The guide also covers MCP server deployment as standalone Kubernetes workloads, enabling standardized tool discovery across agents in the cluster.
Why Kubernetes for Agents
The argument for Kubernetes-native agent management comes down to operational maturity. Kubernetes already solved orchestration, secrets, networking, and observability for microservices. kagent applies those same primitives to agents.
Red Hat’s Emerging Technologies team tested this in January 2026, deploying multi-agent systems on a related Kubernetes-based control plane (Kagenti). Their finding: treating agents as network services with workload identity (via SPIFFE) rather than static API keys eliminated the credential sprawl problem that plagues most agent deployments. Each agent pod received a cryptographic identity automatically rotated by sidecars, with no static secrets stored in ConfigMaps.

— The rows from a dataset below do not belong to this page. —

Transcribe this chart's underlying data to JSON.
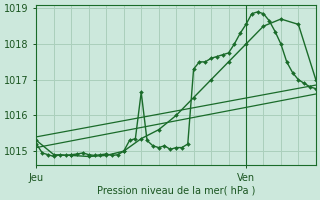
{
  "background_color": "#cce8dc",
  "grid_color": "#aacfbc",
  "line_color": "#1a6b2a",
  "text_color": "#1a5520",
  "xlabel": "Pression niveau de la mer( hPa )",
  "ylim": [
    1014.6,
    1019.1
  ],
  "yticks": [
    1015,
    1016,
    1017,
    1018,
    1019
  ],
  "xlim": [
    0,
    48
  ],
  "xtick_positions": [
    0,
    36
  ],
  "xtick_labels": [
    "Jeu",
    "Ven"
  ],
  "vline_x": 36,
  "series": [
    {
      "x": [
        0,
        48
      ],
      "y": [
        1015.4,
        1016.85
      ],
      "marker": null,
      "lw": 0.9
    },
    {
      "x": [
        0,
        48
      ],
      "y": [
        1015.1,
        1016.6
      ],
      "marker": null,
      "lw": 0.9
    },
    {
      "x": [
        0,
        1,
        2,
        3,
        4,
        5,
        6,
        7,
        8,
        9,
        10,
        11,
        12,
        13,
        14,
        15,
        16,
        17,
        18,
        19,
        20,
        21,
        22,
        23,
        24,
        25,
        26,
        27,
        28,
        29,
        30,
        31,
        32,
        33,
        34,
        35,
        36,
        37,
        38,
        39,
        40,
        41,
        42,
        43,
        44,
        45,
        46,
        47,
        48
      ],
      "y": [
        1015.2,
        1014.95,
        1014.9,
        1014.85,
        1014.9,
        1014.88,
        1014.9,
        1014.92,
        1014.95,
        1014.9,
        1014.88,
        1014.9,
        1014.92,
        1014.88,
        1014.9,
        1015.0,
        1015.3,
        1015.35,
        1016.65,
        1015.3,
        1015.15,
        1015.1,
        1015.15,
        1015.05,
        1015.1,
        1015.1,
        1015.2,
        1017.3,
        1017.5,
        1017.5,
        1017.6,
        1017.65,
        1017.7,
        1017.75,
        1018.0,
        1018.3,
        1018.55,
        1018.85,
        1018.9,
        1018.85,
        1018.65,
        1018.35,
        1018.0,
        1017.5,
        1017.2,
        1017.0,
        1016.9,
        1016.8,
        1016.75
      ],
      "marker": "D",
      "markersize": 2.0,
      "lw": 1.0
    },
    {
      "x": [
        0,
        3,
        6,
        9,
        12,
        15,
        18,
        21,
        24,
        27,
        30,
        33,
        36,
        39,
        42,
        45,
        48
      ],
      "y": [
        1015.3,
        1014.9,
        1014.88,
        1014.85,
        1014.88,
        1015.0,
        1015.35,
        1015.6,
        1016.0,
        1016.5,
        1017.0,
        1017.5,
        1018.0,
        1018.5,
        1018.7,
        1018.55,
        1017.0
      ],
      "marker": "D",
      "markersize": 2.0,
      "lw": 1.0
    }
  ]
}
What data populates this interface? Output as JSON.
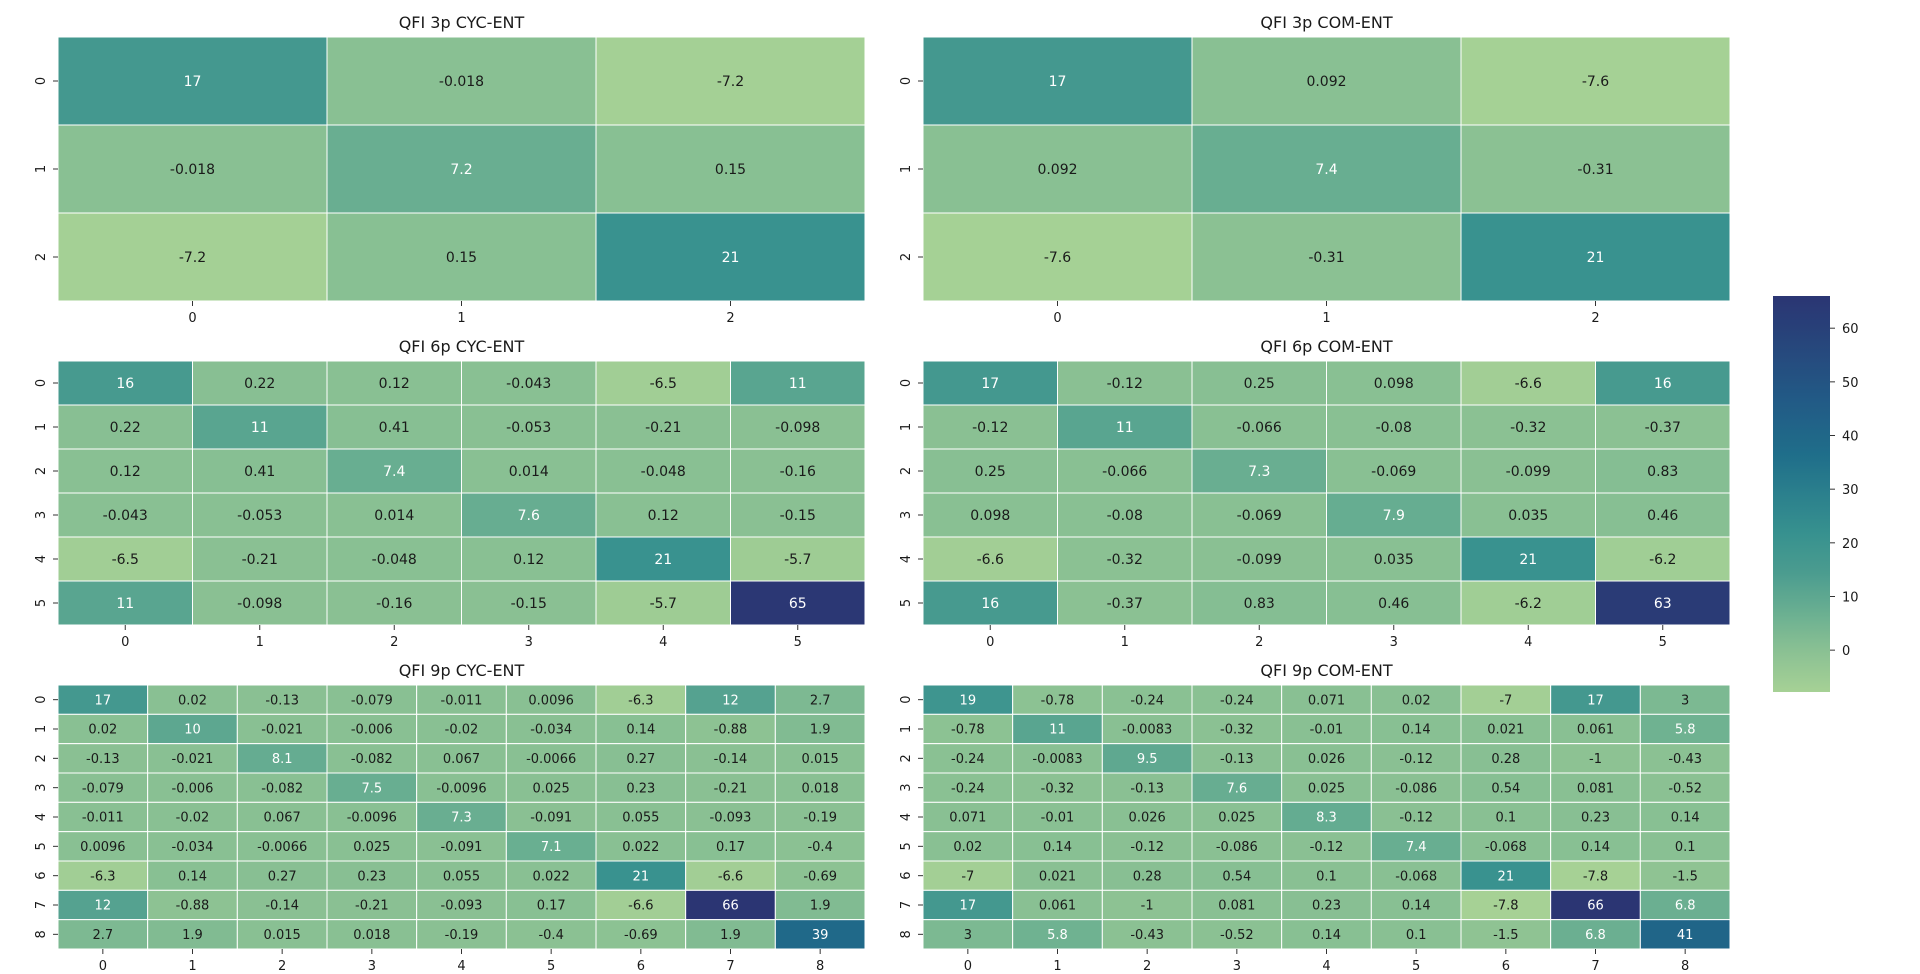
{
  "colorbar": {
    "min": -7.8,
    "max": 66,
    "ticks": [
      "0",
      "10",
      "20",
      "30",
      "40",
      "50",
      "60"
    ],
    "tick_values": [
      0,
      10,
      20,
      30,
      40,
      50,
      60
    ]
  },
  "colors": {
    "cmap": [
      "#a6d195",
      "#8bc193",
      "#6aaf91",
      "#4b9c8f",
      "#37918f",
      "#1f6e8a",
      "#225885",
      "#2b3573"
    ],
    "stops": [
      0,
      0.1,
      0.2,
      0.3,
      0.4,
      0.6,
      0.75,
      1.0
    ],
    "dark_text_threshold": 0.45
  },
  "chart_data": [
    {
      "type": "heatmap",
      "title": "QFI 3p CYC-ENT",
      "x_tick_labels": [
        "0",
        "1",
        "2"
      ],
      "y_tick_labels": [
        "0",
        "1",
        "2"
      ],
      "values": [
        [
          17,
          -0.018,
          -7.2
        ],
        [
          -0.018,
          7.2,
          0.15
        ],
        [
          -7.2,
          0.15,
          21
        ]
      ],
      "labels": [
        [
          "17",
          "-0.018",
          "-7.2"
        ],
        [
          "-0.018",
          "7.2",
          "0.15"
        ],
        [
          "-7.2",
          "0.15",
          "21"
        ]
      ]
    },
    {
      "type": "heatmap",
      "title": "QFI 3p COM-ENT",
      "x_tick_labels": [
        "0",
        "1",
        "2"
      ],
      "y_tick_labels": [
        "0",
        "1",
        "2"
      ],
      "values": [
        [
          17,
          0.092,
          -7.6
        ],
        [
          0.092,
          7.4,
          -0.31
        ],
        [
          -7.6,
          -0.31,
          21
        ]
      ],
      "labels": [
        [
          "17",
          "0.092",
          "-7.6"
        ],
        [
          "0.092",
          "7.4",
          "-0.31"
        ],
        [
          "-7.6",
          "-0.31",
          "21"
        ]
      ]
    },
    {
      "type": "heatmap",
      "title": "QFI 6p CYC-ENT",
      "x_tick_labels": [
        "0",
        "1",
        "2",
        "3",
        "4",
        "5"
      ],
      "y_tick_labels": [
        "0",
        "1",
        "2",
        "3",
        "4",
        "5"
      ],
      "values": [
        [
          16,
          0.22,
          0.12,
          -0.043,
          -6.5,
          11
        ],
        [
          0.22,
          11,
          0.41,
          -0.053,
          -0.21,
          -0.098
        ],
        [
          0.12,
          0.41,
          7.4,
          0.014,
          -0.048,
          -0.16
        ],
        [
          -0.043,
          -0.053,
          0.014,
          7.6,
          0.12,
          -0.15
        ],
        [
          -6.5,
          -0.21,
          -0.048,
          0.12,
          21,
          -5.7
        ],
        [
          11,
          -0.098,
          -0.16,
          -0.15,
          -5.7,
          65
        ]
      ],
      "labels": [
        [
          "16",
          "0.22",
          "0.12",
          "-0.043",
          "-6.5",
          "11"
        ],
        [
          "0.22",
          "11",
          "0.41",
          "-0.053",
          "-0.21",
          "-0.098"
        ],
        [
          "0.12",
          "0.41",
          "7.4",
          "0.014",
          "-0.048",
          "-0.16"
        ],
        [
          "-0.043",
          "-0.053",
          "0.014",
          "7.6",
          "0.12",
          "-0.15"
        ],
        [
          "-6.5",
          "-0.21",
          "-0.048",
          "0.12",
          "21",
          "-5.7"
        ],
        [
          "11",
          "-0.098",
          "-0.16",
          "-0.15",
          "-5.7",
          "65"
        ]
      ]
    },
    {
      "type": "heatmap",
      "title": "QFI 6p COM-ENT",
      "x_tick_labels": [
        "0",
        "1",
        "2",
        "3",
        "4",
        "5"
      ],
      "y_tick_labels": [
        "0",
        "1",
        "2",
        "3",
        "4",
        "5"
      ],
      "values": [
        [
          17,
          -0.12,
          0.25,
          0.098,
          -6.6,
          16
        ],
        [
          -0.12,
          11,
          -0.066,
          -0.08,
          -0.32,
          -0.37
        ],
        [
          0.25,
          -0.066,
          7.3,
          -0.069,
          -0.099,
          0.83
        ],
        [
          0.098,
          -0.08,
          -0.069,
          7.9,
          0.035,
          0.46
        ],
        [
          -6.6,
          -0.32,
          -0.099,
          0.035,
          21,
          -6.2
        ],
        [
          16,
          -0.37,
          0.83,
          0.46,
          -6.2,
          63
        ]
      ],
      "labels": [
        [
          "17",
          "-0.12",
          "0.25",
          "0.098",
          "-6.6",
          "16"
        ],
        [
          "-0.12",
          "11",
          "-0.066",
          "-0.08",
          "-0.32",
          "-0.37"
        ],
        [
          "0.25",
          "-0.066",
          "7.3",
          "-0.069",
          "-0.099",
          "0.83"
        ],
        [
          "0.098",
          "-0.08",
          "-0.069",
          "7.9",
          "0.035",
          "0.46"
        ],
        [
          "-6.6",
          "-0.32",
          "-0.099",
          "0.035",
          "21",
          "-6.2"
        ],
        [
          "16",
          "-0.37",
          "0.83",
          "0.46",
          "-6.2",
          "63"
        ]
      ]
    },
    {
      "type": "heatmap",
      "title": "QFI 9p CYC-ENT",
      "x_tick_labels": [
        "0",
        "1",
        "2",
        "3",
        "4",
        "5",
        "6",
        "7",
        "8"
      ],
      "y_tick_labels": [
        "0",
        "1",
        "2",
        "3",
        "4",
        "5",
        "6",
        "7",
        "8"
      ],
      "values": [
        [
          17,
          0.02,
          -0.13,
          -0.079,
          -0.011,
          0.0096,
          -6.3,
          12,
          2.7
        ],
        [
          0.02,
          10,
          -0.021,
          -0.006,
          -0.02,
          -0.034,
          0.14,
          -0.88,
          1.9
        ],
        [
          -0.13,
          -0.021,
          8.1,
          -0.082,
          0.067,
          -0.0066,
          0.27,
          -0.14,
          0.015
        ],
        [
          -0.079,
          -0.006,
          -0.082,
          7.5,
          -0.0096,
          0.025,
          0.23,
          -0.21,
          0.018
        ],
        [
          -0.011,
          -0.02,
          0.067,
          -0.0096,
          7.3,
          -0.091,
          0.055,
          -0.093,
          -0.19
        ],
        [
          0.0096,
          -0.034,
          -0.0066,
          0.025,
          -0.091,
          7.1,
          0.022,
          0.17,
          -0.4
        ],
        [
          -6.3,
          0.14,
          0.27,
          0.23,
          0.055,
          0.022,
          21,
          -6.6,
          -0.69
        ],
        [
          12,
          -0.88,
          -0.14,
          -0.21,
          -0.093,
          0.17,
          -6.6,
          66,
          1.9
        ],
        [
          2.7,
          1.9,
          0.015,
          0.018,
          -0.19,
          -0.4,
          -0.69,
          1.9,
          39
        ]
      ],
      "labels": [
        [
          "17",
          "0.02",
          "-0.13",
          "-0.079",
          "-0.011",
          "0.0096",
          "-6.3",
          "12",
          "2.7"
        ],
        [
          "0.02",
          "10",
          "-0.021",
          "-0.006",
          "-0.02",
          "-0.034",
          "0.14",
          "-0.88",
          "1.9"
        ],
        [
          "-0.13",
          "-0.021",
          "8.1",
          "-0.082",
          "0.067",
          "-0.0066",
          "0.27",
          "-0.14",
          "0.015"
        ],
        [
          "-0.079",
          "-0.006",
          "-0.082",
          "7.5",
          "-0.0096",
          "0.025",
          "0.23",
          "-0.21",
          "0.018"
        ],
        [
          "-0.011",
          "-0.02",
          "0.067",
          "-0.0096",
          "7.3",
          "-0.091",
          "0.055",
          "-0.093",
          "-0.19"
        ],
        [
          "0.0096",
          "-0.034",
          "-0.0066",
          "0.025",
          "-0.091",
          "7.1",
          "0.022",
          "0.17",
          "-0.4"
        ],
        [
          "-6.3",
          "0.14",
          "0.27",
          "0.23",
          "0.055",
          "0.022",
          "21",
          "-6.6",
          "-0.69"
        ],
        [
          "12",
          "-0.88",
          "-0.14",
          "-0.21",
          "-0.093",
          "0.17",
          "-6.6",
          "66",
          "1.9"
        ],
        [
          "2.7",
          "1.9",
          "0.015",
          "0.018",
          "-0.19",
          "-0.4",
          "-0.69",
          "1.9",
          "39"
        ]
      ]
    },
    {
      "type": "heatmap",
      "title": "QFI 9p COM-ENT",
      "x_tick_labels": [
        "0",
        "1",
        "2",
        "3",
        "4",
        "5",
        "6",
        "7",
        "8"
      ],
      "y_tick_labels": [
        "0",
        "1",
        "2",
        "3",
        "4",
        "5",
        "6",
        "7",
        "8"
      ],
      "values": [
        [
          19,
          -0.78,
          -0.24,
          -0.24,
          0.071,
          0.02,
          -7,
          17,
          3
        ],
        [
          -0.78,
          11,
          -0.0083,
          -0.32,
          -0.01,
          0.14,
          0.021,
          0.061,
          5.8
        ],
        [
          -0.24,
          -0.0083,
          9.5,
          -0.13,
          0.026,
          -0.12,
          0.28,
          -1,
          -0.43
        ],
        [
          -0.24,
          -0.32,
          -0.13,
          7.6,
          0.025,
          -0.086,
          0.54,
          0.081,
          -0.52
        ],
        [
          0.071,
          -0.01,
          0.026,
          0.025,
          8.3,
          -0.12,
          0.1,
          0.23,
          0.14
        ],
        [
          0.02,
          0.14,
          -0.12,
          -0.086,
          -0.12,
          7.4,
          -0.068,
          0.14,
          0.1
        ],
        [
          -7,
          0.021,
          0.28,
          0.54,
          0.1,
          -0.068,
          21,
          -7.8,
          -1.5
        ],
        [
          17,
          0.061,
          -1,
          0.081,
          0.23,
          0.14,
          -7.8,
          66,
          6.8
        ],
        [
          3,
          5.8,
          -0.43,
          -0.52,
          0.14,
          0.1,
          -1.5,
          6.8,
          41
        ]
      ],
      "labels": [
        [
          "19",
          "-0.78",
          "-0.24",
          "-0.24",
          "0.071",
          "0.02",
          "-7",
          "17",
          "3"
        ],
        [
          "-0.78",
          "11",
          "-0.0083",
          "-0.32",
          "-0.01",
          "0.14",
          "0.021",
          "0.061",
          "5.8"
        ],
        [
          "-0.24",
          "-0.0083",
          "9.5",
          "-0.13",
          "0.026",
          "-0.12",
          "0.28",
          "-1",
          "-0.43"
        ],
        [
          "-0.24",
          "-0.32",
          "-0.13",
          "7.6",
          "0.025",
          "-0.086",
          "0.54",
          "0.081",
          "-0.52"
        ],
        [
          "0.071",
          "-0.01",
          "0.026",
          "0.025",
          "8.3",
          "-0.12",
          "0.1",
          "0.23",
          "0.14"
        ],
        [
          "0.02",
          "0.14",
          "-0.12",
          "-0.086",
          "-0.12",
          "7.4",
          "-0.068",
          "0.14",
          "0.1"
        ],
        [
          "-7",
          "0.021",
          "0.28",
          "0.54",
          "0.1",
          "-0.068",
          "21",
          "-7.8",
          "-1.5"
        ],
        [
          "17",
          "0.061",
          "-1",
          "0.081",
          "0.23",
          "0.14",
          "-7.8",
          "66",
          "6.8"
        ],
        [
          "3",
          "5.8",
          "-0.43",
          "-0.52",
          "0.14",
          "0.1",
          "-1.5",
          "6.8",
          "41"
        ]
      ]
    }
  ]
}
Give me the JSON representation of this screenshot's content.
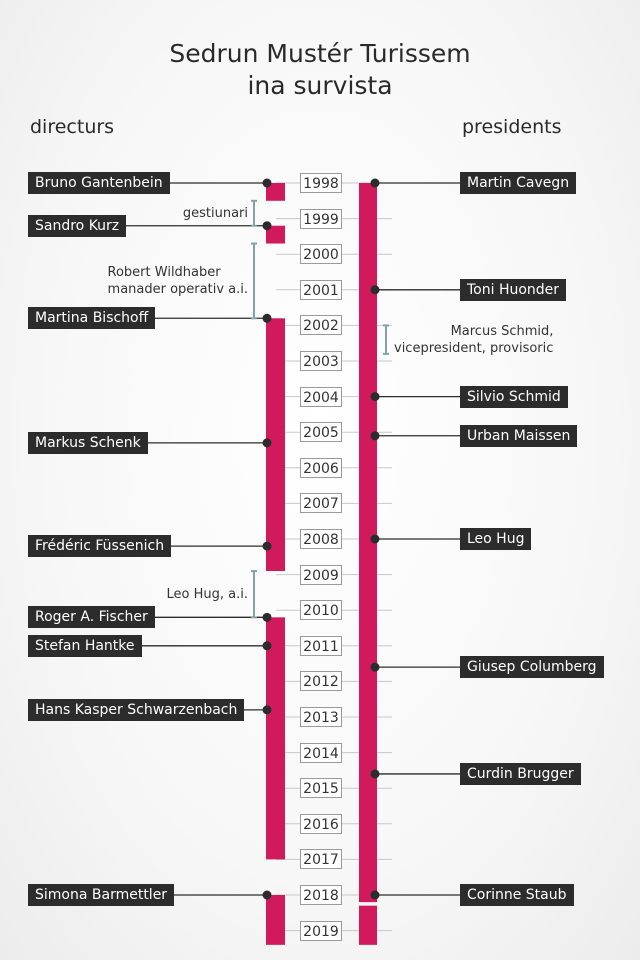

That operational model matters as enterprise agent deployments scale. An agent defined as a CRD can be version-controlled in Git, deployed through existing CI/CD pipelines, rolled back on failure, and monitored through standard Kubernetes observability tools like OpenTelemetry.
The Competing Approaches
kagent’s Kubernetes-native approach sits in contrast to the hosted agent platforms gaining traction in enterprise. Anthropic’s Claude Managed Agents, Microsoft’s Copilot Studio, and SAP’s Autonomous Enterprise (which launched 200+ agents at Sapphire 2026 this week) all offer managed agent runtimes that abstract away infrastructure entirely.
The tradeoff is control versus convenience. Teams already running Kubernetes get agent management without adding a new platform. Teams without Kubernetes expertise face a steeper onboarding curve than a managed service.
For platform engineering teams evaluating agent infrastructure, the question is whether agents are applications (deploy them like everything else) or a new category that demands its own runtime. kagent and OKE are betting on the former.